El inmortal



Cientos de miles desfilan ante mí mensualmente. Se detienen y me observan. Algunos aprovechan un descuido de los guardias y toman fotografías sin reparar en el daño que me ocasionan con sus potentes flashes.

De vez en cuando se apiadan de mí y me rejuvenecen para disimular el desgaste físico y emocional, los años de trabajo, la rutina diaria, las visitas, los comentarios y consideraciones hacia mi persona, el peso de la fama sobre mis cansados hombros.

Cuando se apagan las luces, se cierran las puertas y nos invade el silencio de los corredores hablamos entre nosotros, pensamos en los nuestros y en sus destinos. ¿Qué habrá sido de nuestras esposas y nuestros hijos? En ése trance doloroso es costumbre que consolemos entre todos a Felipe cuyo llanto nocturno nos conmueve como la tragedia de aquellos días.
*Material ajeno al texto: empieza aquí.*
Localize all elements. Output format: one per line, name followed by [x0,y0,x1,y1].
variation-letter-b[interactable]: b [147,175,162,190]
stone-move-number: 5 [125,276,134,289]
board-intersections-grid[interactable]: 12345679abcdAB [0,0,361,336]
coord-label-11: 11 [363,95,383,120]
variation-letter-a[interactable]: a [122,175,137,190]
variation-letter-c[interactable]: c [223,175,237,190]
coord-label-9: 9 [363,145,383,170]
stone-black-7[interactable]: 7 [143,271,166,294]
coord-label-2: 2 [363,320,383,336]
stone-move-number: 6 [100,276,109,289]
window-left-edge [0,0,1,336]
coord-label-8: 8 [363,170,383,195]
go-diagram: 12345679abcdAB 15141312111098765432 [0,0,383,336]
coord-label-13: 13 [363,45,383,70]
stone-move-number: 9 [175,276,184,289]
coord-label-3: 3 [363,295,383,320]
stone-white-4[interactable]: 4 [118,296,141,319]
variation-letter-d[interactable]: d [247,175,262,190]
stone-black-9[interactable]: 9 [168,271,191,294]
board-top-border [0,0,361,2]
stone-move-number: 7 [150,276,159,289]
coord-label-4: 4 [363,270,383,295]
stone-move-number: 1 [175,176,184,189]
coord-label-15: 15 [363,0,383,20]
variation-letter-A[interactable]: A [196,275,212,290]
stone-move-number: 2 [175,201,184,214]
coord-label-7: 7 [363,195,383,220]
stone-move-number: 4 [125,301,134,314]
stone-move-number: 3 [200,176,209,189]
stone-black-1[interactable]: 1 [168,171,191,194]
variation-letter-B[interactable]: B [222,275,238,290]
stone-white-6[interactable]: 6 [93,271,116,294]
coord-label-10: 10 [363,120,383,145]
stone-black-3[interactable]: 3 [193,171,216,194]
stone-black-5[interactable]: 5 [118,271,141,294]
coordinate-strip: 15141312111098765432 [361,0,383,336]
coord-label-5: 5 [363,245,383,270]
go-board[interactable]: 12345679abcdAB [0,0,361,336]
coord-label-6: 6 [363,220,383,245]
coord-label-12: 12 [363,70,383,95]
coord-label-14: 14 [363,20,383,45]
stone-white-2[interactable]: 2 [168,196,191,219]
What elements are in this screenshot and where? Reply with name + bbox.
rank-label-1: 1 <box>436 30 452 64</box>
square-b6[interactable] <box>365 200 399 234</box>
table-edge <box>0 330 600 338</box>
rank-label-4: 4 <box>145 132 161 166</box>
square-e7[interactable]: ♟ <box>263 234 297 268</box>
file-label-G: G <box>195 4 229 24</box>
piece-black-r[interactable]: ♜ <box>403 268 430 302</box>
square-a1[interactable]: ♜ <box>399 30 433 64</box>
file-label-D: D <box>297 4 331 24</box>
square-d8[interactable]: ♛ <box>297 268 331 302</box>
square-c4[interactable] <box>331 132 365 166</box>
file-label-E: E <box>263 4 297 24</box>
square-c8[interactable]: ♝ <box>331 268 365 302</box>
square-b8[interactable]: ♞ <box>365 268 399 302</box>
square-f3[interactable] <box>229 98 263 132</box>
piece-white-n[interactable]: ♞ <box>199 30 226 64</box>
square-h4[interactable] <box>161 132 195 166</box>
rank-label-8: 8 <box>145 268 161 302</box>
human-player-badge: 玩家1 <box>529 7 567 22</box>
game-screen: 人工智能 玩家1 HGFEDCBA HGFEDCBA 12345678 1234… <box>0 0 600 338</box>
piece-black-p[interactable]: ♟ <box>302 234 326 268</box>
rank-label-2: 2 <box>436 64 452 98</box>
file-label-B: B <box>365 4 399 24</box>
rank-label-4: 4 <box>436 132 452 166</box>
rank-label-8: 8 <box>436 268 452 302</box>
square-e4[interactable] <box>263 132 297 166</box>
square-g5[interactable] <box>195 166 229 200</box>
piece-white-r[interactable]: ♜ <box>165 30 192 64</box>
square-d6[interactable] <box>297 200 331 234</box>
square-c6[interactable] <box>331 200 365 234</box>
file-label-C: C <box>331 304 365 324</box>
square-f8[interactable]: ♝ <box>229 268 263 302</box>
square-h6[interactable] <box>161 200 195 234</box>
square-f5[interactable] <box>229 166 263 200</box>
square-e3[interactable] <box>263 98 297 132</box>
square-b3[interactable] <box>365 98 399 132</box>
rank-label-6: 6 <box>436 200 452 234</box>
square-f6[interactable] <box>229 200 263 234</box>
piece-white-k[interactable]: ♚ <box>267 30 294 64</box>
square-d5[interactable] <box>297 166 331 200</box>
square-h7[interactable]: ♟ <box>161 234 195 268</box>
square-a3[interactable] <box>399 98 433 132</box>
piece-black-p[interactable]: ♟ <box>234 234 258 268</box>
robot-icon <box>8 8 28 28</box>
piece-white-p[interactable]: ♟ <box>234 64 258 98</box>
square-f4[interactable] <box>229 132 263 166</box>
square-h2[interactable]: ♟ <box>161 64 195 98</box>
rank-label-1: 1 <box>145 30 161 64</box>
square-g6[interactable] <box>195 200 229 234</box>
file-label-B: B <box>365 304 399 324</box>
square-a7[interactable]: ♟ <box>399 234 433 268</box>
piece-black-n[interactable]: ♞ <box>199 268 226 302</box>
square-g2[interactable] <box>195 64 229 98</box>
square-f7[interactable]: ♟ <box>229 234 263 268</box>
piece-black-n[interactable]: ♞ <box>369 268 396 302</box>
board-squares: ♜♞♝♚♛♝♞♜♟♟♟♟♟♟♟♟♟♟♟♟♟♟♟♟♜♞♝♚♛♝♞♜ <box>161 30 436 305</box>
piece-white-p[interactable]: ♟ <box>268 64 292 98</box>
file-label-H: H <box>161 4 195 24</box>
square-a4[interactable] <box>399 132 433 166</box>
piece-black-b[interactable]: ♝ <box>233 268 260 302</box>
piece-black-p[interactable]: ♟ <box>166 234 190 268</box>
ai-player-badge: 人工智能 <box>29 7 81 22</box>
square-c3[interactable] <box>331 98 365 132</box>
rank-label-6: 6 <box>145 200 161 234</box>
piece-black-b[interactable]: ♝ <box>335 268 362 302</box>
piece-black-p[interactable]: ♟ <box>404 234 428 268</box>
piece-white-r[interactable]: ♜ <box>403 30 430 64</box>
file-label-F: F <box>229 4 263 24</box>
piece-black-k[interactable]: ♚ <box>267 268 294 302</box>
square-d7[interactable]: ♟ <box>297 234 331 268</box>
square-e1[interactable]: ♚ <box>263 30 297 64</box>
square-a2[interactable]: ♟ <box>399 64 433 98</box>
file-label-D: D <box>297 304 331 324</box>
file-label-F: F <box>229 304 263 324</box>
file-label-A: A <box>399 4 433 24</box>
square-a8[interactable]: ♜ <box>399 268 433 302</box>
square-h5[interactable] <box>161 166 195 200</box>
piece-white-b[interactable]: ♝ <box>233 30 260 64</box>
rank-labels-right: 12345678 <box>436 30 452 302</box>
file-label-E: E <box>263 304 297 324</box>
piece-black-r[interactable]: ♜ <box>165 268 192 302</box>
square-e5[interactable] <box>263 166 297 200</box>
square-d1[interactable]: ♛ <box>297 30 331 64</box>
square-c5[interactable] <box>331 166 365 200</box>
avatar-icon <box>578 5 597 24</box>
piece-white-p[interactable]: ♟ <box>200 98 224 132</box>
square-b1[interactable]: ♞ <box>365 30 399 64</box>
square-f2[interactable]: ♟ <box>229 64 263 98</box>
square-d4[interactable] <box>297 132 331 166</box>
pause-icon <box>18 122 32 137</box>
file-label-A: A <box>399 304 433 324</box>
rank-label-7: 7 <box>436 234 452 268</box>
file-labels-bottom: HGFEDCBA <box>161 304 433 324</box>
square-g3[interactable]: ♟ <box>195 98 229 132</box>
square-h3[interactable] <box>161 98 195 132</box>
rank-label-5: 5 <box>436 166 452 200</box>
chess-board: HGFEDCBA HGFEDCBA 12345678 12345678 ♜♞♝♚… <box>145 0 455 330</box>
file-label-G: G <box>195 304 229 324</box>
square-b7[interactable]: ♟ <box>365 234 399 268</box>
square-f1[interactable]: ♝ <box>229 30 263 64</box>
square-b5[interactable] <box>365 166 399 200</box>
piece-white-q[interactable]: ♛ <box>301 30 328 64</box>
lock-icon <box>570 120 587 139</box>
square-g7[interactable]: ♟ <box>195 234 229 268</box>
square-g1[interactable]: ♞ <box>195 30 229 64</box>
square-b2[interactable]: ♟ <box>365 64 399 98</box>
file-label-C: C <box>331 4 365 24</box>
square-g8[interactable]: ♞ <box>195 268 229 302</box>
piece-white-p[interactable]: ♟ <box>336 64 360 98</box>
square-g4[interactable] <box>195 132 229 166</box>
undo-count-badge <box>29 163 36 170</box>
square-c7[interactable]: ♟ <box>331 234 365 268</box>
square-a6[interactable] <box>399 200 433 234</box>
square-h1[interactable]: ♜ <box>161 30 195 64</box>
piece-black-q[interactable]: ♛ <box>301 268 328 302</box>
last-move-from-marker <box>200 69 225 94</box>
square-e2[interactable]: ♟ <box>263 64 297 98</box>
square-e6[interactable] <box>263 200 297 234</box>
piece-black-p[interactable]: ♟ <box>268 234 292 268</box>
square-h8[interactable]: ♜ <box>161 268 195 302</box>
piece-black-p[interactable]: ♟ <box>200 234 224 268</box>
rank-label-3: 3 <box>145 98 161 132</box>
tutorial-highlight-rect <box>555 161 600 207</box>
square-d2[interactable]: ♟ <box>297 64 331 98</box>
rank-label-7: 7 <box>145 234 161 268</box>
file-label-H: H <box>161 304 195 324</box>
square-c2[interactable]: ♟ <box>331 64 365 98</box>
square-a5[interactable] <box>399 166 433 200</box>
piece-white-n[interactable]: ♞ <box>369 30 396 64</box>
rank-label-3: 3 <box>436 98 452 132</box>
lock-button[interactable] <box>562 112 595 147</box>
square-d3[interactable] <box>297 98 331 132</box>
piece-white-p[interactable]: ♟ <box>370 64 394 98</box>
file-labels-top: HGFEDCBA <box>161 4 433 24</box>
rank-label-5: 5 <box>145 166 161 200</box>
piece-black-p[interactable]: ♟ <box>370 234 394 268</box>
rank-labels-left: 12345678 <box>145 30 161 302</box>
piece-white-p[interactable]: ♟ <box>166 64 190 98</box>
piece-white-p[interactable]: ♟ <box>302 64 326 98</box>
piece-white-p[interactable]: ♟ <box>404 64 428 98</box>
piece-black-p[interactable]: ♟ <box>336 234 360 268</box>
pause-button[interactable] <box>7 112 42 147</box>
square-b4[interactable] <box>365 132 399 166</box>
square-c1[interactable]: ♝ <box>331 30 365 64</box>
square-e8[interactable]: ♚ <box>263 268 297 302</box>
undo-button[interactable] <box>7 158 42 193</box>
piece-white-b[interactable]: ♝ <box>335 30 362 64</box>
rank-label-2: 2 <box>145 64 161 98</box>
Yo supe, bien sabe Dios, que sería inmortal. Lo supe en los segundos previos a la descarga, lo tuve tan claro como cuando tomé la decisión de enrolarme y cuando sentí en carne propia que se avecinaba nuestra segura y triste derrota.

El que yace en el suelo es mi cuñado Evaristo. El vino a avisarme que me estaban buscando. Él, pobre, que siempre intentó persuadirme sobre la inutilidad de las luchas. Lo habían traído herido arrastrándolo por el campo y fue el sargento el que le dio el tiro de gracia.

La historia nunca pone un punto final. De poco y nada sirven hoy mis argumentos pero mis camaradas saben que no pedí clemencia, que levanté los brazos para gritar por la Patria.

Aún sigo en pie. Aún resuena mi grito.